Intel® Optane™ Solid State Drives (SSDs)
Intel® Optane™ Solid State Drives (SSDs) provide an entirely new type of data storage tier between memory and 3D NAND SSDs. Intel® Optane™ DC SSDs offer high random read/write performance and consistent low latency, making them ideal to accelerate caching. Intel® Optane™ technology also offers the service quality and endurance that HPC workloads need to achieve breakthrough performance.
Intel® QLC 3D NAND SSDs
Intel® QLC 3D NAND SSD technology is transforming the economics of storage today by supplying cost-efficient, highly dense storage that offers a reliable mix of performance, capacity, and value. Based on proven vertical floating gate technology but with greater areal density and a unique support circuitry architecture, Intel® QLC 3D NAND SSDs are designed to deliver optimal performance for HPC workloads with a heavy write mix or extensive caching, particularly when partnered with Intel® Optane™ technologies.
Distributed Asynchronous Object Storage (DAOS)

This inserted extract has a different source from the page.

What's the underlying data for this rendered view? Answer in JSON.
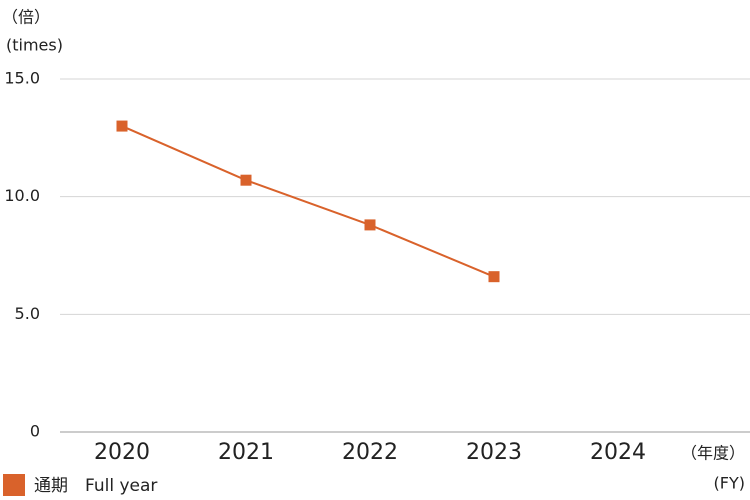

Designed for latency reduction in HPC workloads, Distributed Asynchronous Object Storage (DAOS) is an open source software ecosystem that’s fully optimized for Intel® Optane™ persistent memory and Intel® Optane™ DC SSDs as well as other Intel® HPC solutions and products. DAOS was architected to make full use of the benefits of NVM technologies, providing high bandwidth, low latency, and high input/output operations per second (IOPS) storage containers for HPC applications.
Intel® Select Solutions for HPC
It’s challenging to ensure that all HPC cluster components are validated to interoperate and meet your particular workload’s performance requirements. Intel® Select Solutions for HPC provide easy and quick-to-deploy HPC infrastructures with the right combination of compute, fabric, memory, storage, and software for balanced systems that will accelerate the time it takes to achieve insights and breakthroughs for analytics clusters or particular HPC applications.